Il est amusant de voir ce chef explorer deux types de cuisines. L’un est un étalage de goûts, sans véritable synthèse. Car l’endive n’apporte pas grand-chose à la noix de Saint-Jacques. On vérifiera à ce sujet que le vin n’est pas le souci premier du chef. Il crée. Au vin de se débrouiller. Or le fait d’être en Champagne où le vin a l’échine souple ne peut suffire. De même le gouteux tourteau avec son intelligent bouillon n’apporte pas grand-chose au bar. Quant à la délicieusement fraîche brassée de légumes, c’est un foisonnement de saveurs en patchwork qui chambarde le palais. Le vin va forcément s’y perdre. L’autre type de cuisine est divin, quand il y a un fil conducteur au plat. L’opéra de foie gras est magnifique de cohérence, le pigeon et son jus sont divins. Les desserts sont d’une justesse extrême. Je suis sûr que ce chef va brillamment prendre ses marques dans ce lieu enchanteur.
Quand on est à Reims, on se préoccupe plus du champagne qu’ailleurs. A Paris, on demande un champagne que l’on connaît. A Reims, on explore. Nous commençons l’apéritif avec Le champagne premier cru brut Chardonnay de Pierre Gimonnet & Fils 1998. Quel champagne expressif. Son intensité est extrême. On imagine qu’il accueillerait toutes formes de cuisine. J’avais envie d’huîtres. Les cromesquis d’escargot l’excitent bien, et la crème soutenue qui sous-tendait homard et truffe le met en valeur. J’aurais vu aussi bien des petits anchois crus comme de la choucroute tant ce champagne appelle l’invention.
Nous entrons dans la belle salle à manger aux lambris fort délicats. Dans cette salle, on se sent bien. Philippe, intelligent et compétent sommelier va faire un service impeccable, les températures étant parfaites. Le champagne blanc de noirs Grand Cru de Egly-Ouriet vieilles vignes non millésimé se présente avec un léger rose pêche saumon. Un nez d’un charme et d’une expression éblouissante. Quel raffinement ! Il est sûr que cette couleur fragile influence notre goût. On est sous le charme. Avec le bar, c’est follement agréable.

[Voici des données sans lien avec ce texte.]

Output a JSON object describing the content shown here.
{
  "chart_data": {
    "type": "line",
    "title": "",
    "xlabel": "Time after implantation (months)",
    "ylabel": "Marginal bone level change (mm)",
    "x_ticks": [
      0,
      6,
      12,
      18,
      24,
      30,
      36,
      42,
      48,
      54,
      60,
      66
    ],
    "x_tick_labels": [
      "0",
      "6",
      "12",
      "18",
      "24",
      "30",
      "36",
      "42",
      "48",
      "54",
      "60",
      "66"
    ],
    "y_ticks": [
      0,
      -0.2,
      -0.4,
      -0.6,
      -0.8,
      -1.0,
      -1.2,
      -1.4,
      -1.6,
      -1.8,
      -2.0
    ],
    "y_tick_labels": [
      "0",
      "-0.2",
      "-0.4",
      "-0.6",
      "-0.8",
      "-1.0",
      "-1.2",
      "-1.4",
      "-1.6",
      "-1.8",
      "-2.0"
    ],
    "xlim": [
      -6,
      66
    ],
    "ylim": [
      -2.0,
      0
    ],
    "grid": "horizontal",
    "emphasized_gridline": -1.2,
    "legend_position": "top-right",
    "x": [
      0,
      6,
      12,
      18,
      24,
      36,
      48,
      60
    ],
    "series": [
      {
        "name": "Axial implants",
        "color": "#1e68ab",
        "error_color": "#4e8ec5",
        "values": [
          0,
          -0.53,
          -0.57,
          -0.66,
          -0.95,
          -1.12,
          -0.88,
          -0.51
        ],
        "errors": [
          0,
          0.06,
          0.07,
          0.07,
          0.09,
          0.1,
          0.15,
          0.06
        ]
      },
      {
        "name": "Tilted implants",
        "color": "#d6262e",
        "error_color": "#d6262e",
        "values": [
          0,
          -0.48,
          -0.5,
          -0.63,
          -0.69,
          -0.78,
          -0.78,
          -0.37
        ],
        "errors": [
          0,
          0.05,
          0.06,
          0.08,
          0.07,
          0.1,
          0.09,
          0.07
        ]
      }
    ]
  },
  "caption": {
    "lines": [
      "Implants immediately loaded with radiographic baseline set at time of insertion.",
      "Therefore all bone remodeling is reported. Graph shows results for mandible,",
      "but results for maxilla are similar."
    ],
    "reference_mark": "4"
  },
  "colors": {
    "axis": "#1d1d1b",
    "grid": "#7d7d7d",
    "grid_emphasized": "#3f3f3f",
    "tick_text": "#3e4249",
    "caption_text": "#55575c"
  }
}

Arrive sur le pigeon un champagne qui impose le respect. Le champagne Clos des Goisses de Philipponnat 1980, dégorgé début 2005 est prodigieux. Une personnalité qui tient du prodige. Et le combat du champagne avec le jus aux abats est un véritable bonheur. J’avais bu ce champagne lors de ma visite à Philipponnat (bulletin 139). Dégorgé en septembre 2004, il m’avait déjà subjugué. Là, en situation de repas, il est envoûtant. L’ordre des champagnes était le bon. Le chef fait une très belle cuisine qui va certainement encore s’épanouir. Mon jugement est très positif. Cette halte est particulièrement belle.
Quant au marché de Noël, son seul mérite fut d’avoir été le prétexte d’un beau repas.